Les activités commémoratives de la 25e année de la disparition du dramaturge Abdelkader Alloula, ciblé par les balles des terroristes un funeste 10 mars 1994, avant de succomber à ses blessures le 14 mars 1994, ont débuté samedi dernier au Théâtre régional d’Oran (TRO) avec la présentation d’une nouvelle reprise  de la pièce «El-Adjwad» (les généreux) proposée par la compagnie artistique locale Istijmem.

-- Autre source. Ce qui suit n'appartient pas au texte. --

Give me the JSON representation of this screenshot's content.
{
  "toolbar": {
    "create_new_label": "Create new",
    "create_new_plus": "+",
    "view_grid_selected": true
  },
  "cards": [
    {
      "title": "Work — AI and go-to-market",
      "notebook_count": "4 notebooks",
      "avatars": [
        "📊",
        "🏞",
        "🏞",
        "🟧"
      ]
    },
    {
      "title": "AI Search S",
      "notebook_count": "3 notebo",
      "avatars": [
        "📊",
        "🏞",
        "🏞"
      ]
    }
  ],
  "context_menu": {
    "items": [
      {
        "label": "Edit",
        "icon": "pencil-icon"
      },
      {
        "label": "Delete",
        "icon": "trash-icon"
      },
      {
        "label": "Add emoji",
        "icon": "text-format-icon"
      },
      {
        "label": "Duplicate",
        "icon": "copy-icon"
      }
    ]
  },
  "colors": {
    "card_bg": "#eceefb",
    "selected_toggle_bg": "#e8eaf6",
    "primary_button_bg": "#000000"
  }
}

Plusieurs jeunes comédiens, dont Rihab, la fille du regretté dramaturge, sont distribués dans cette production en partenariat entre le TRO et la Fondation Abdelkader-Alloula. La mise en scène est signée Jamil Benhamamouch, neveu d’Alloula, qui a choisi d’ouvrir sur une chanson au rythme du reggae, inaugurant ainsi l’œuvre qui explore la société avec humour en prenant prétexte des conditions professionnelles de ses personnages. Plusieurs anciens compagnons d’Alloula, présents à la représentation, se sont félicités de la reprise d’ «El-Adjwad » par la troupe Istijmem, à l’instar du comédien Abdelkader Belkaïd qui campa un rôle dans la première version, en 1985, et d’Azri Ghaouti qui fut metteur en scène-assistant du regretté dramaturge, rapporte l’APS.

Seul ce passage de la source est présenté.